Cuando el útero se despide:

El alma que se libera en el cuerpo.

Cuando el cuerpo habla por nosotras, y su voz —aunque silenciosa— dice verdades que el alma ya intuía es, muchas veces, el cierre de un antiguo pacto invisible: ese que las mujeres de un linaje hicieron cuando amaron más de lo que tenían, cuando sostuvieron a todos sin dejar nada para sí mismas.

En muchas familias, las mujeres fueron raíz, abrigo y fuego; pero también carga, renuncia y agotamiento. Dieron vida mientras su propia vida se consumía lentamente. Y en ese tejido de amor y sacrificio, a veces nace una mujer que, sin saber por qué, lleva en su cuerpo la memoria del cansancio de todas.
 

Entonces, el cuerpo actúa. Dice “ya no más”. Se libera del mandato de dar, de nutrir, de sostener. El útero —ese templo donde florece la vida— se marcha, no como castigo, sino como acto de profunda liberación. Es el alma la que, a través de la materia, pone fin a una cadena de dolor heredado.

La epigenética comienza a mostrarnos lo que el alma ancestral ya sabía: que las historias no contadas, los duelos no llorados y los dolores no sanados dejan marcas que viajan por la sangre. Pero también nos enseña que cada mujer tiene el poder de transformar esa herencia. Cuando una mujer pierde su útero y elige abrazar su nueva forma de estar en el mundo, algo sagrado sucede: el linaje entero respira aliviado.

Porque la vida no se detiene. Se transforma. Donde antes había un espacio para gestar, ahora nace un territorio para la creación interior. Muchas descubren que aún pueden parir belleza, proyectos, amor, conciencia o silencio fértil. La energía creadora sigue ahí, esperando nuevos cauces.

Honrar la pérdida es también honrar la voz del cuerpo que se atrevió a decir la verdad. Tu útero cumplió su misión, incluso en su ausencia. Y quizá su mayor milagro fue recordarte que la vida no solo brota desde la carne, sino desde la conciencia y también desde el disfrute, con menos cargas.
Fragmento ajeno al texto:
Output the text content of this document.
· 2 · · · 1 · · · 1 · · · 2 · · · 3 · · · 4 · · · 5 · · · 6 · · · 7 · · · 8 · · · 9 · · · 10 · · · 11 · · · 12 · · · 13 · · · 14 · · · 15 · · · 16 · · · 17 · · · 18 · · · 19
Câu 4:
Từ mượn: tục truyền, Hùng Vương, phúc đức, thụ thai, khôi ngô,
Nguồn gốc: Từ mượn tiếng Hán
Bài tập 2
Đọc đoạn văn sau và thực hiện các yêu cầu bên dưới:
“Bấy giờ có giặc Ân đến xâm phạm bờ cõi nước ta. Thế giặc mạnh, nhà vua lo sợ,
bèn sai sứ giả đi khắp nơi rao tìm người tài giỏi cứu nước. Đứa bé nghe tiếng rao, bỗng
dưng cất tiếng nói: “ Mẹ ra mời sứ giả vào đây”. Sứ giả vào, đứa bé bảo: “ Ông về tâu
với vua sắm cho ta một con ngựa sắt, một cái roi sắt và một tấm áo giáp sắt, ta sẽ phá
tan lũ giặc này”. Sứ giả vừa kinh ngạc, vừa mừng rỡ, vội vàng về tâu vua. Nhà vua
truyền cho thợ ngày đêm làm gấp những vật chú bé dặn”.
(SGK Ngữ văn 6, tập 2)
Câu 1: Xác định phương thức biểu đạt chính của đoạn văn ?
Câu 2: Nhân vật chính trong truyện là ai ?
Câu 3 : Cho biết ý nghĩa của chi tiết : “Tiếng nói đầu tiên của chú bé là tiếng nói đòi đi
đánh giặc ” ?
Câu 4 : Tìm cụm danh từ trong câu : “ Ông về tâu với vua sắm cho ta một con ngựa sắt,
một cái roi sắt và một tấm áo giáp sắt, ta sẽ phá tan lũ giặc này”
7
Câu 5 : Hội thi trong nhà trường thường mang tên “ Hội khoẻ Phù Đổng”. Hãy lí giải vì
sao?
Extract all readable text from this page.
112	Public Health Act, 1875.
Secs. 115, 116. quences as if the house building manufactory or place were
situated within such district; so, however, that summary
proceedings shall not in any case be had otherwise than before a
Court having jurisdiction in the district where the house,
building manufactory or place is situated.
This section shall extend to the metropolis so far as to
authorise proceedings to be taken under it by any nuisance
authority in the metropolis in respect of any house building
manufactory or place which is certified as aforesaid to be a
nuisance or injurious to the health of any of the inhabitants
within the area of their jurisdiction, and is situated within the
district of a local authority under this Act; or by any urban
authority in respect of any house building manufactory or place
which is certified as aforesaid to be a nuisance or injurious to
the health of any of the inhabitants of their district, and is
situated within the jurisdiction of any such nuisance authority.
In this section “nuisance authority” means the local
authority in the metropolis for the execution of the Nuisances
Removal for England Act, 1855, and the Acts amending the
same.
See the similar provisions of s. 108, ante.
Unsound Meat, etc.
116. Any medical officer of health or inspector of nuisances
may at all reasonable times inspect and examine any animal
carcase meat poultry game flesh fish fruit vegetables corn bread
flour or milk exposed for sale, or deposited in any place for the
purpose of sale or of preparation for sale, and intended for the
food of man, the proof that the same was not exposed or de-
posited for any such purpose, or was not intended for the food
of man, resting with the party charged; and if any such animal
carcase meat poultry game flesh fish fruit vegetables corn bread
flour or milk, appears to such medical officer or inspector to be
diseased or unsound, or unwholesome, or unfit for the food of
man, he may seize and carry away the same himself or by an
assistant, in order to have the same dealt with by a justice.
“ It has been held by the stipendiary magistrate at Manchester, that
Hoy puedes mirar a todas las mujeres de tu linaje —las que parieron, las que no pudieron, las que callaron y las que resistieron— y decirles con el corazón abierto: “Gracias por la vida que llegó hasta mí a través de vosotras. Honro vuestro camino, pero elijo vivir el mío y miradme con buenos ojos, si yo lo hago diferente."
La histerectomía no borra tu raíz, la transforma. Puede que tu útero se haya marchado, pero su esencia, la fuerza creadora, la sabiduría del vínculo y la capacidad de amar, sigue viva en ti.
Al liberar tu cuerpo, liberas también a todas las que te precedieron. Lo que antes fue sacrificio, ahora puede ser descanso; lo que fue dolor, ahora puede ser alivio. Desde este nuevo lugar, tu alma abre un espacio para que en el árbol familiar florezca, por fin, la paz.

Si estás viviendo o has vivido una histerectomía, quiero que sepas que yo también pasé por ese momento y aprendí que, aunque el cuerpo cambie, la esencia femenina no se pierde: se transforma y se amplía.
Desde la mirada de las constelaciones familiares, cada experiencia tiene un sentido dentro del gran tejido de nuestro linaje.

Honrar esa historia, agradecer lo vivido y permitirte un nuevo comienzo es también un acto de amor hacia todas las mujeres de tu familia y hacia ti misma. No es una pérdida de poder, sino una transformación profunda.
Tu cuerpo sigue siendo hogar, tu energía sigue siendo creadora, tu vida sigue siendo fértil en formas nuevas. Date tiempo, escúchate con ternura y recuerda: el amor que te habita no depende de ningún órgano, sino de tu alma que sigue eligiendo vivir con conciencia, libertad y compasión.